NCPA Releases Latest Survey on Drug Supply Chain and Staffing

Press Release

GLP-1 agonists are particularly challenging, given their high demand and costs.

The National Community Pharmacists Association is releasing the results of its latest survey of independent pharmacy owners/managers that seeks to provide context on supply chain concerns and labor challenges its members are facing.

Seventy-five percent of survey respondents say they are carrying Narcan naloxone nasal spray, which was recently approved as an over-the-counter opioid overdose treatment. This is slightly less than the 85 percent who said in September that they planned to carry the medication when possible. When asked whether they plan to carry the first daily oral contraceptive for sale in the U.S. without a prescription, 42 percent say they intend to when it’s available. Forty-four percent say they may but need more information.

Regarding GLP-1 agonists (a class of medications utilized in the treatment of type 2 diabetes and obesity), 90 percent of respondents say they will stock and sell these products. Of them, nearly all (96 percent) report experiencing shortages or backorders of GLP-1 agonists, and most are ordering the products upon paid claims (63 percent) rather than keeping a stock on hand (37 percent) due to their high price and reimbursement from pharmacy benefit managers that is often below the pharmacy’s cost to acquire the drug.

“GLP-1s have been tremendously popular over the last couple of years and are an important, albeit expensive, option for many patients.

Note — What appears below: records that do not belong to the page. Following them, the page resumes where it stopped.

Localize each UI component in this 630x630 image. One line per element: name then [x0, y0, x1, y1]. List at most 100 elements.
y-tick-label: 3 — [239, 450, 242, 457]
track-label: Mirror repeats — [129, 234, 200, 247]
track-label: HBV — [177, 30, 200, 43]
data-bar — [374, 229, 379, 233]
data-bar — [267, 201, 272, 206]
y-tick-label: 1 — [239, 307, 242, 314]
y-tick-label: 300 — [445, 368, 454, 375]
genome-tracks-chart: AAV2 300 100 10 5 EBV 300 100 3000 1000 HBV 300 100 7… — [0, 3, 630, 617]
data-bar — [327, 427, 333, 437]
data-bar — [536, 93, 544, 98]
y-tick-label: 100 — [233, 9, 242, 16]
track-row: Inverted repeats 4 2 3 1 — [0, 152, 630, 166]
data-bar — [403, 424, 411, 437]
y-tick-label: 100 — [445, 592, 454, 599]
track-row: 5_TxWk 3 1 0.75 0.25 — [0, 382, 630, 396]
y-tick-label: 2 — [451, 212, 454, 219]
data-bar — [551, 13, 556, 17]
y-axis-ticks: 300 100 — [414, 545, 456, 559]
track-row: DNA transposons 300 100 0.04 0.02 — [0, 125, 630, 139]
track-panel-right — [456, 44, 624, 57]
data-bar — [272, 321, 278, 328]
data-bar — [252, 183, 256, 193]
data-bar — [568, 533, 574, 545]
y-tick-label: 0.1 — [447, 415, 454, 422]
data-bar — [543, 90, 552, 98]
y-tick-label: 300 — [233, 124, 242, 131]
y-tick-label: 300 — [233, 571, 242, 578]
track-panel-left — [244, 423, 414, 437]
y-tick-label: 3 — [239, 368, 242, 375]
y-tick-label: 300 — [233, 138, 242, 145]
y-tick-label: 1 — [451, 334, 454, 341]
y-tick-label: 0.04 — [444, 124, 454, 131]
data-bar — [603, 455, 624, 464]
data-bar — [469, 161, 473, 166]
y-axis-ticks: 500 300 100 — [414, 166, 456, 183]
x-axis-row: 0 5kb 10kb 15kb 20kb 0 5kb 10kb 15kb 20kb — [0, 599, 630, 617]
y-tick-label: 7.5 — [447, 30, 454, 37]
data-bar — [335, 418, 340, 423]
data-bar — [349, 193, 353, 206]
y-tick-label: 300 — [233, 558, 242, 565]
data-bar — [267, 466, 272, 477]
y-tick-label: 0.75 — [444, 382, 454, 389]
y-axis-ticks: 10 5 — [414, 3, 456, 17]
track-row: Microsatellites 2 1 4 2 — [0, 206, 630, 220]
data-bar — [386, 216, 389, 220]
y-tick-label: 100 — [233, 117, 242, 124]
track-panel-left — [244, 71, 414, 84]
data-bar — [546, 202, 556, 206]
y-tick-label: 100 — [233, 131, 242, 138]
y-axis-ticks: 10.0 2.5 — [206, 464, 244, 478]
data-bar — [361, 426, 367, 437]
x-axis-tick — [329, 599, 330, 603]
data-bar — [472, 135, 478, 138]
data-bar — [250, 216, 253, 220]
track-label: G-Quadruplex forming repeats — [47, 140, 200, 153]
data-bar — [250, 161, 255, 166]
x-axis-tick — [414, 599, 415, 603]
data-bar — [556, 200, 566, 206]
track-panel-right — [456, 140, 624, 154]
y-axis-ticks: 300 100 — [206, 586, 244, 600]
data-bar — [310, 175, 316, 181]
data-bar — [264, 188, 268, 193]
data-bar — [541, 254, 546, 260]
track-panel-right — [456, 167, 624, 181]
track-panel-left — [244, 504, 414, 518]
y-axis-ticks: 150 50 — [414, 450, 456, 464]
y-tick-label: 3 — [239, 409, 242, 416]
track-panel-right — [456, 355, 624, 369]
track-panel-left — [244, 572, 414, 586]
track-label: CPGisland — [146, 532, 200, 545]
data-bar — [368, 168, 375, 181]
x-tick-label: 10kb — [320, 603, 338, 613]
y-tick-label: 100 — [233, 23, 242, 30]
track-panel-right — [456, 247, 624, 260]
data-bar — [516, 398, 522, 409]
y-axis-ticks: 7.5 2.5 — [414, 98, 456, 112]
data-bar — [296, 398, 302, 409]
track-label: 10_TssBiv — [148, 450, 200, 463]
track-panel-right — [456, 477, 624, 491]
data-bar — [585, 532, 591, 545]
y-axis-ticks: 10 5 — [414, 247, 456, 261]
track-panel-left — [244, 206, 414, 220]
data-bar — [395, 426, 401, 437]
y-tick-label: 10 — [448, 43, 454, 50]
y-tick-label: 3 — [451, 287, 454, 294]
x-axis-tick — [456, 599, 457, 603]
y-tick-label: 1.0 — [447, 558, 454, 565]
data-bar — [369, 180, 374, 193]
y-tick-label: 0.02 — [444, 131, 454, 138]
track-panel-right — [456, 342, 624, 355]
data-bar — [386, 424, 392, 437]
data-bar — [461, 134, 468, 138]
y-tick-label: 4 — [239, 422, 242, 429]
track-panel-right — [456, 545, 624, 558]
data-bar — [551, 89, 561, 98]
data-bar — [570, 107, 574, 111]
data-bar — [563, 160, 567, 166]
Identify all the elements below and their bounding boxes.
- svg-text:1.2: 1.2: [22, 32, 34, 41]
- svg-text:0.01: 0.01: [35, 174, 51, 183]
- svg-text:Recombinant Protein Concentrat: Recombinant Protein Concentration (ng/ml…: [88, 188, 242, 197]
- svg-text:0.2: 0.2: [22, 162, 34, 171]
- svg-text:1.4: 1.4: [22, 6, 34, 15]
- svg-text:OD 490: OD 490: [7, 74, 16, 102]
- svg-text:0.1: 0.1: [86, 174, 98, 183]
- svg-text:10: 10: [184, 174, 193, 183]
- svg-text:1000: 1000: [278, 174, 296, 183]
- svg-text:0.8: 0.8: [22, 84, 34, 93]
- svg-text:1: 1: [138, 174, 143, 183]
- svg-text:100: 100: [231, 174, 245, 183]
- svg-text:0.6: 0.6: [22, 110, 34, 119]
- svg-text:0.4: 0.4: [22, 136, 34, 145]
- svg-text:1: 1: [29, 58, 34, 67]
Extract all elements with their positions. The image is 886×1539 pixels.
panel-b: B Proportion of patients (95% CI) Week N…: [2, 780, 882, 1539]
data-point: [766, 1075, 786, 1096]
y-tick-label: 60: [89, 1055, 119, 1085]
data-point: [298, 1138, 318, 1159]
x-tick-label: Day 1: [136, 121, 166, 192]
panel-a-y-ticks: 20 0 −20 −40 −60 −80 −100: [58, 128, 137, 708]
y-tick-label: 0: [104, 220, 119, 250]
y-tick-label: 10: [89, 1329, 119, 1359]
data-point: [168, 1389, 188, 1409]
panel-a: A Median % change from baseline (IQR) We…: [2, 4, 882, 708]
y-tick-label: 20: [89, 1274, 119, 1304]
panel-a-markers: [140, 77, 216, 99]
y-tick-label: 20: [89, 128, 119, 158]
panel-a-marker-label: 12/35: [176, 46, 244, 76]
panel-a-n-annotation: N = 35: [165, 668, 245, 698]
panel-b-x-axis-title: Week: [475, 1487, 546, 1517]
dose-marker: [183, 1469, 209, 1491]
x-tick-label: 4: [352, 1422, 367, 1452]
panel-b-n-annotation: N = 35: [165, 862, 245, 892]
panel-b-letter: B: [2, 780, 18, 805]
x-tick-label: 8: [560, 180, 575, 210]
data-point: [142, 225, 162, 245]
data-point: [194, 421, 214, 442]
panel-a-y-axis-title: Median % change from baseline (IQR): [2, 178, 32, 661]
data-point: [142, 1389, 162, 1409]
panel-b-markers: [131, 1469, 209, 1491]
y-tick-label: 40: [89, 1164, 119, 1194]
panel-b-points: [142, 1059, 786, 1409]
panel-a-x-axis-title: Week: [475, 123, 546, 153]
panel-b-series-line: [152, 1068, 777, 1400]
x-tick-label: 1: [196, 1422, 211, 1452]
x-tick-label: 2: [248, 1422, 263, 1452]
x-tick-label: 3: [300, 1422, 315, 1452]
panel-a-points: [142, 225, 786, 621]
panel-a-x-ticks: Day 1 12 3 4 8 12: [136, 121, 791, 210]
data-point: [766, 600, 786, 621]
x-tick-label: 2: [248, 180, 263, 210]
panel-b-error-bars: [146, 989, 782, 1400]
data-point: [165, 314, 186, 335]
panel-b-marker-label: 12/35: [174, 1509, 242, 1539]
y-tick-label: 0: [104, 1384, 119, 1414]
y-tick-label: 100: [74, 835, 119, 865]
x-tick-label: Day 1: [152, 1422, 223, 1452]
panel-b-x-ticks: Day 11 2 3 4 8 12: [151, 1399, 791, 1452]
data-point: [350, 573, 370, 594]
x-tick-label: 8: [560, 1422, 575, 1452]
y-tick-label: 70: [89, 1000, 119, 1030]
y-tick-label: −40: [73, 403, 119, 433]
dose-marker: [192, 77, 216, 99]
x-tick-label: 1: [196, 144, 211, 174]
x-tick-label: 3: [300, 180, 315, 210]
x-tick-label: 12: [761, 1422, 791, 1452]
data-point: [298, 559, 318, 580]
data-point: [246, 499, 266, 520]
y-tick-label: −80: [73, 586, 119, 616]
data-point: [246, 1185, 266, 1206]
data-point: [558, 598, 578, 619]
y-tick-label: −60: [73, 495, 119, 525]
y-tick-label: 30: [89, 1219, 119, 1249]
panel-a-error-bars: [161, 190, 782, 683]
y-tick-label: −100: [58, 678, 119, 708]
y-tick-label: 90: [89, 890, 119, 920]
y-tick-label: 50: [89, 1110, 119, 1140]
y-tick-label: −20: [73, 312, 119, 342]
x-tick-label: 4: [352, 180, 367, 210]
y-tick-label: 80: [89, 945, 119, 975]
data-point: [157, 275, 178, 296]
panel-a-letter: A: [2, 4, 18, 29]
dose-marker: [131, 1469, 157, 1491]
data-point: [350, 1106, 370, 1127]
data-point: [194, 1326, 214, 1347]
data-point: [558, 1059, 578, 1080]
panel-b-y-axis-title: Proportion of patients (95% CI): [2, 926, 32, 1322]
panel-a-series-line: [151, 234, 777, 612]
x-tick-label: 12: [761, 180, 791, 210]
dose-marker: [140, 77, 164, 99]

But independent pharmacies are in the counterintuitive predicament of seeing top line revenues grow while the bottom line shrinks due to payments from PBM-insurers that are often significantly below the pharmacy’s cost to acquire the medication,” says NCPA CEO B. Douglas Hoey, pharmacist, MBA. “When added to the unsustainably low reimbursement pharmacies are seeing on other drugs, plus payment clawbacks, the steering of patients into PBM-insurer affiliated pharmacies and take-it-or-leave-it contracts, it’s a challenging time to own and operate a community pharmacy. Pharmacy’s reputation as the location with the most accessible health care provider in their communities is being threatened.”

Almost all respondents say they are experiencing additional supply issues, with 87 percent specifically reporting shortages of Adderall or generics, a slight decline from the September survey. Additionally, staffing in some independent pharmacies is continuing to be a challenge, with 67 percent* saying it’s difficult to fill open staff positions. Pharmacy technicians continue to be in the highest demand (76 percent), followed by clerks/front-end staff (42 percent), pharmacists (36 percent), and delivery drivers (17 percent).

* These and all numbers throughout the survey results are specific to independent pharmacies. They should not be used when discussing chain pharmacies or other pharmacy settings.

Note: This NCPA survey was conducted from Feb. 2-12, 2024. It was sent to approximately 10,000 independent pharmacy owners and managers, with 385 responding.